— Но это не те, — сказал Деро, не спуская глаз с преследователей.
— Ты прав, — согласилась Кальдера. — Эти, похоже, другие. — Их маршрут сложился частью из того, что еще раньше успели рассказать им родители, частью из того, что они сами угадали по их отрывочным записям и путаным воспоминаниям последнего отца. Они, да ординаторные файлы, да описания снимков, которые дал им Шэм, легли в основу их маршрута.
Они подъезжали к реке.
— Мост? — наудачу спросила Кальдера. Сама она ничего такого не видела.

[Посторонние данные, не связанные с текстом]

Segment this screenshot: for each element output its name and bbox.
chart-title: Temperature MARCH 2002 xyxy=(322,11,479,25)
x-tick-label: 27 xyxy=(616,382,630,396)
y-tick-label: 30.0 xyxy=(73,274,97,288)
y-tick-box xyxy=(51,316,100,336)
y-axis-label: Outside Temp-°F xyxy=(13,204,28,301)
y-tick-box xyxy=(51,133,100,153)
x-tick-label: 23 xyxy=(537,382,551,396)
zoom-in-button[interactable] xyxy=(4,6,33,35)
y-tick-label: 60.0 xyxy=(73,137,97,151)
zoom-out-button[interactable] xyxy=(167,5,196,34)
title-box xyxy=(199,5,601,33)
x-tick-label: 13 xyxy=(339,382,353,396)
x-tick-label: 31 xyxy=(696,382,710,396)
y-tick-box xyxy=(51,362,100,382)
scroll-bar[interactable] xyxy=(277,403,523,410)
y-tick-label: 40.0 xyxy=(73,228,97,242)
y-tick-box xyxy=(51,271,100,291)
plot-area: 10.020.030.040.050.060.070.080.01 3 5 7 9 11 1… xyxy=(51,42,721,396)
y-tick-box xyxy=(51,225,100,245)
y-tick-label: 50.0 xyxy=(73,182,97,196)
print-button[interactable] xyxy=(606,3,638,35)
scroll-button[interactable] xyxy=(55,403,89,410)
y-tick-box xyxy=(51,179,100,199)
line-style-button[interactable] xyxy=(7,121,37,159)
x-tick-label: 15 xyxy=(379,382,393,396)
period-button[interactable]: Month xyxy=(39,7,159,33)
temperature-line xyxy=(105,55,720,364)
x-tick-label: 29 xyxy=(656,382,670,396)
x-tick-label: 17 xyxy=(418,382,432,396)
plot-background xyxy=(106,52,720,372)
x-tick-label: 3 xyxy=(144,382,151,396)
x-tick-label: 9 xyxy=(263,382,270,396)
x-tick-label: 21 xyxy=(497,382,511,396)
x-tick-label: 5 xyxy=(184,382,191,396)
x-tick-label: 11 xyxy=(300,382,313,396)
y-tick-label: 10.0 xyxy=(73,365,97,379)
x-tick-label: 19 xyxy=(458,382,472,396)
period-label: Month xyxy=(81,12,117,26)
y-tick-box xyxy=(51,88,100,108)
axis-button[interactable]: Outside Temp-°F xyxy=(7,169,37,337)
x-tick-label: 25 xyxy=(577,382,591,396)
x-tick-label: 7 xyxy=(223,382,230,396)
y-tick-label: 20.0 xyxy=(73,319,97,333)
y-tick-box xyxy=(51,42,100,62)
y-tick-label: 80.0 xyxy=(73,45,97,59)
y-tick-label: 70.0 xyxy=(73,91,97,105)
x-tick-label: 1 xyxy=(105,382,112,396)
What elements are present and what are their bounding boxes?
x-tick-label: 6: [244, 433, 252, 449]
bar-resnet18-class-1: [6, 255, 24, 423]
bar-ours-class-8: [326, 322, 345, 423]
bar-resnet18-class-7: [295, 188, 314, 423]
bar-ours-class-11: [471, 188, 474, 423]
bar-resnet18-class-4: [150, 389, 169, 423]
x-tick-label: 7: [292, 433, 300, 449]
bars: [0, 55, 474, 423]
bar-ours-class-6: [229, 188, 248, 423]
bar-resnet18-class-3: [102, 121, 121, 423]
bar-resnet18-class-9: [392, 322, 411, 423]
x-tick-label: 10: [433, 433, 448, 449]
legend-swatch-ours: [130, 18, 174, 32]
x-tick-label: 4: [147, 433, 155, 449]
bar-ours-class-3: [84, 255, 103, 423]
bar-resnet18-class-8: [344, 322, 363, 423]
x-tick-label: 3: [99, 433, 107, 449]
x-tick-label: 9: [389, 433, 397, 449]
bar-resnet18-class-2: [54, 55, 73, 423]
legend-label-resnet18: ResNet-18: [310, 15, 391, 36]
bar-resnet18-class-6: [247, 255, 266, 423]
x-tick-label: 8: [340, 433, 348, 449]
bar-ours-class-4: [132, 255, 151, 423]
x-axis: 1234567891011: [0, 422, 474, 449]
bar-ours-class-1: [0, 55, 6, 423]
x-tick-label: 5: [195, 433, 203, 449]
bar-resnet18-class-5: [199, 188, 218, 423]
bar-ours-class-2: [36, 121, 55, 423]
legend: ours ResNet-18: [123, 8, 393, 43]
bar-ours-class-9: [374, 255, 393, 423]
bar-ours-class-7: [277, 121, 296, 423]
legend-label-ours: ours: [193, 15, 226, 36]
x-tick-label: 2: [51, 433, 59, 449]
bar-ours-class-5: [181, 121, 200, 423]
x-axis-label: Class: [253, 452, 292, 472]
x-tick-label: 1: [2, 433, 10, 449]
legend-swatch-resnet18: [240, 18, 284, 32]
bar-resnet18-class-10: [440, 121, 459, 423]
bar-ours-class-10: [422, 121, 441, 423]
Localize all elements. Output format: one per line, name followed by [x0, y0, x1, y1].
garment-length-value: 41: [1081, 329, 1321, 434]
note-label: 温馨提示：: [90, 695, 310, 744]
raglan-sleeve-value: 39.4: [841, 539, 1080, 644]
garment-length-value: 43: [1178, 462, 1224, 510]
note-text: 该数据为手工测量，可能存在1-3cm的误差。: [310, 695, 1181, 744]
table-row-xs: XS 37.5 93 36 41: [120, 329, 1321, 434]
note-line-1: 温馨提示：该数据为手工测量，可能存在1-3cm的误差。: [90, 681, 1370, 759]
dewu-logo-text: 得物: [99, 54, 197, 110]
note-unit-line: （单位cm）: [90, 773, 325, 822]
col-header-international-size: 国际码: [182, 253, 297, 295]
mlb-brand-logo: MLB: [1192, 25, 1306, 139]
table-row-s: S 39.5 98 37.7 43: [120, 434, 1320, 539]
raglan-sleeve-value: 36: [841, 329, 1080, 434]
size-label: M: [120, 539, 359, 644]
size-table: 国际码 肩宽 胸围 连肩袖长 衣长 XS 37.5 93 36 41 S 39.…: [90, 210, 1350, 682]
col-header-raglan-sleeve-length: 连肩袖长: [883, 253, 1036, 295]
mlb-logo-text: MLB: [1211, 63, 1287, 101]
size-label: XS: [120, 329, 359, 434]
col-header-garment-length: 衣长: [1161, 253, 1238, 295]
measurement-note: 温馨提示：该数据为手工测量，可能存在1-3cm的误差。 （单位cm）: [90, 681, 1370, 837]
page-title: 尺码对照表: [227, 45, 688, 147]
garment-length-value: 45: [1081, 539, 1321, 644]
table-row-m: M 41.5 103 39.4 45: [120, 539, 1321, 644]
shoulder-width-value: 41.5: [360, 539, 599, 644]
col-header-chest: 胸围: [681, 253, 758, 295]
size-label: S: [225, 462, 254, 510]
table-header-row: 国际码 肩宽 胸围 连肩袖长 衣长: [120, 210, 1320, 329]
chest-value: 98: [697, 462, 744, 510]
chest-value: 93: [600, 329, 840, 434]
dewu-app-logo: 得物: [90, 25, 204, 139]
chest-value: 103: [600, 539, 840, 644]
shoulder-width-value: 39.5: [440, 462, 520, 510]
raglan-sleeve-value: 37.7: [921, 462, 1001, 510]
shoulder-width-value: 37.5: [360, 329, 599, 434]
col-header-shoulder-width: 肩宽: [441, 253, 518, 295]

— Хм. — Деро сверился с картами. — Думаю, если мы будем ехать вправо… лет примерно сто, то найдем. — Кальдера мысленно прикинула время. — Знаешь что? — продолжал меж тем Деро задумчиво. — Можно пойти коротким путем. Как насчет тоннеля?
— Тоннеля? — Кальдера удивилась. — Ты думаешь?
Подземелья всегда старались объезжать стороной. Было что-то святотатственное в том, чтобы поезд полз внизу по рельсам, словно глубинный копальщик, возвращающийся домой. Особенно не любили тоннелей люди набожные. Поэтому обычно поезда держались как можно дальше от мрачных подземных пределов. Но то обычно.
— Сэкономим время, — сказал Деро. Он был возбужден.
— Хммм, — сомневалась Кальдера. Судя по карте, прямо под рекой и впрямь проходили какие-то пути.
Рельсы повели их вниз, сначала сквозь густой кустарник, потом через каменное кольцо, похожее на удивленно открытый рот, в бетонную шахту. Кальдера слышала, что иногда в таких шахтах даже бывал свет. Здесь не было. Мощный луч их прожектора выхватывал из тьмы пути, цементные стены в пятнах сырости и ребра металлических перетяжек.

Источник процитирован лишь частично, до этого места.